Award-winning MIT astronomer to speak Tuesday evening
An award-winning astronomer from the Massachusetts Institute of Technology will provide the address for the annual Mylar Giri Lecture in the Natural Sciences at Penn State Hazleton. Dr. Jane Luu, a technical staff member in the Active Optical Systems Group at MIT’s Lincoln Laboratory will discuss “The New Solar System” at 7:00 p.m. Tuesday, April 22 in 115 Evelyn Graham Academic Building.
Sponsored by the Faculty Lecture Committee, the event honors the late campus physics professor Mylar Giri and is free and open to the public.
According to Luu, by the early 1990s astronomers thought they knew everything that was in the solar system - the nine planets and their satellites, the comets and asteroids, etc. They also thought they had a good idea how the solar system formed and why it looked the way it did. But discoveries in the last two decades turned this view upside down, starting with the discovery of the Kuiper Belt in 1992. She added, “We do not know what our planetary system looked like in its early days, nor are we sure what our solar system currently contains. This talk is about our new view of the solar system.”
Born in South Vietnam, Luu and her family fled when North Vietnam invaded Saigon in 1975 . During the Vietnam War, Luu’s father had served as an interpreter.
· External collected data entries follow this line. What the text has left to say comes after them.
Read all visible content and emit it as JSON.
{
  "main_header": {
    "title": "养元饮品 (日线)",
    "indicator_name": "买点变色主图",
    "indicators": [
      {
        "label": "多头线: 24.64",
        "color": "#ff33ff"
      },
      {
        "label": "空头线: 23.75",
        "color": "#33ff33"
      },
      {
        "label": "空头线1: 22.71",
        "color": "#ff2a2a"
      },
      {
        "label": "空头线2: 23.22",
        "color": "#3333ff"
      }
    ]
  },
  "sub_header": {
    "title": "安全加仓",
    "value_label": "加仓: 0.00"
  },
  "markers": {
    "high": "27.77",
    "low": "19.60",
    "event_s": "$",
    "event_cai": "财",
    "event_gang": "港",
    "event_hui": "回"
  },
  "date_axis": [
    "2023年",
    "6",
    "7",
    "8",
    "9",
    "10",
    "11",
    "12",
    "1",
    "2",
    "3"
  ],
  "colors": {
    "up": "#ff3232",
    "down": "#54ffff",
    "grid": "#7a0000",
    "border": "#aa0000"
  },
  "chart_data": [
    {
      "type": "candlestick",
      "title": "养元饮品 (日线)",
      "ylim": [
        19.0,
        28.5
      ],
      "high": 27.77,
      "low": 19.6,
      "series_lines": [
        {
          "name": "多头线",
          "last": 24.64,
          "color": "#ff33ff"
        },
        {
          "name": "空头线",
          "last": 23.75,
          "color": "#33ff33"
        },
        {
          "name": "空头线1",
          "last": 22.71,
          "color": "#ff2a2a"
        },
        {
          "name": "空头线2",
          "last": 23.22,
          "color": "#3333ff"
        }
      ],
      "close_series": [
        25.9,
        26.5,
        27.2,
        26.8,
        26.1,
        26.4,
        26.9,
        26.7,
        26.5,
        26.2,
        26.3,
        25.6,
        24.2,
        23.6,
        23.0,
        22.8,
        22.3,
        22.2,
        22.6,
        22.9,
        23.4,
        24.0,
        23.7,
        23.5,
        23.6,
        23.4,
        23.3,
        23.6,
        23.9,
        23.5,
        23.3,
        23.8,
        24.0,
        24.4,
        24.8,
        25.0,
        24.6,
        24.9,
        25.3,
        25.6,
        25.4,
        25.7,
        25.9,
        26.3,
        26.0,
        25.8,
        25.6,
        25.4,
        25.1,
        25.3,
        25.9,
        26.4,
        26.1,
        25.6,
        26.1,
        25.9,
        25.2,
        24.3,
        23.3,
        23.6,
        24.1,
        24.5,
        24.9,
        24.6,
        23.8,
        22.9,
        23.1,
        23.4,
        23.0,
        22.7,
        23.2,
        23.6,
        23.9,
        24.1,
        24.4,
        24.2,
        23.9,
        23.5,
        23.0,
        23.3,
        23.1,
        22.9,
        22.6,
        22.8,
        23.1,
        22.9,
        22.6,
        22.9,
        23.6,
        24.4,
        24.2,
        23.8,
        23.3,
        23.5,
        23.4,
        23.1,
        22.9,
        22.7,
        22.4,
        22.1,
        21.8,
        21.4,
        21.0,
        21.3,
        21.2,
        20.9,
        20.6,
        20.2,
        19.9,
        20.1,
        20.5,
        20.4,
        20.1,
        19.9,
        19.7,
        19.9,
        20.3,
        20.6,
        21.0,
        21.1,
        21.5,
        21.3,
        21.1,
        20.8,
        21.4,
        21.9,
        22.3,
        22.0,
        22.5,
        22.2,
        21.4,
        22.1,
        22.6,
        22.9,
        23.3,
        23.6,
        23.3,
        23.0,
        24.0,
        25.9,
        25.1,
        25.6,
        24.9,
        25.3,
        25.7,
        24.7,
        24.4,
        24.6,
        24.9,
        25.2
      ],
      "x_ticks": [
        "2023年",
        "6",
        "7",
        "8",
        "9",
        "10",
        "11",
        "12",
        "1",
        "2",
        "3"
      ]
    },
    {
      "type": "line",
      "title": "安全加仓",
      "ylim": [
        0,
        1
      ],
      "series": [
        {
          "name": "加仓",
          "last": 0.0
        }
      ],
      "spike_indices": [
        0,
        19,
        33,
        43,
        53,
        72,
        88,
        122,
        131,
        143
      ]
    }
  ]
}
The family arrived in the United States as refugees, living for a year in Kentucky and before moving to California where her father was training for a job.
Luu excelled in high school and began studying mechanical engineering at Stanford University, but later switched to physics and graduated in 1984. She spent that summer at the University of California, Berkeley, working at NASA's Jet Propulsion Laboratory in Pasadena. Inspired by the pictures of planets on the walls taken by the Voyager probes, she resolved to study planetary astronomy.
She then began graduate school at the Massachusetts Institute for Technology and while there, she teamed up with Dr. David Jewitt on the Slow-Moving Objects survey of the outer solar system. Luu earned her doctorate in 1990 and then moved on to a job at Harvard University's Center for Astrophysics, and later to the University of Leiden in the Netherlands. On returning to the United States, Luu took a break from observational astronomy and now works on instrumentation at MIT's Lincoln Laboratory, which seeks technological solutions to problems of national security.
In 1991 the American Astronomical Society awarded Luu the Annie J. Cannon Award in Astronomy. Asteroid 5430 Luu is named in her honor. In 2012, Luu and Jewitt were co-recipients of the 2012 Shaw Prize in Astronomy and the 2012 Kavli Prize in Astrophysics. The Shaw Foundation recognized Luu for the discovery and characterization of objects in the Kuiper Belt, a region beyond Neptune's orbit. The Kavli Prize recognized not only Luu and Jewitt, but Michael E. Brown of the California Institute of Technology, for Kuiper Belt discoveries. Prof. Brown built on Luu and Jewitt's work to extend understanding of the outer solar system.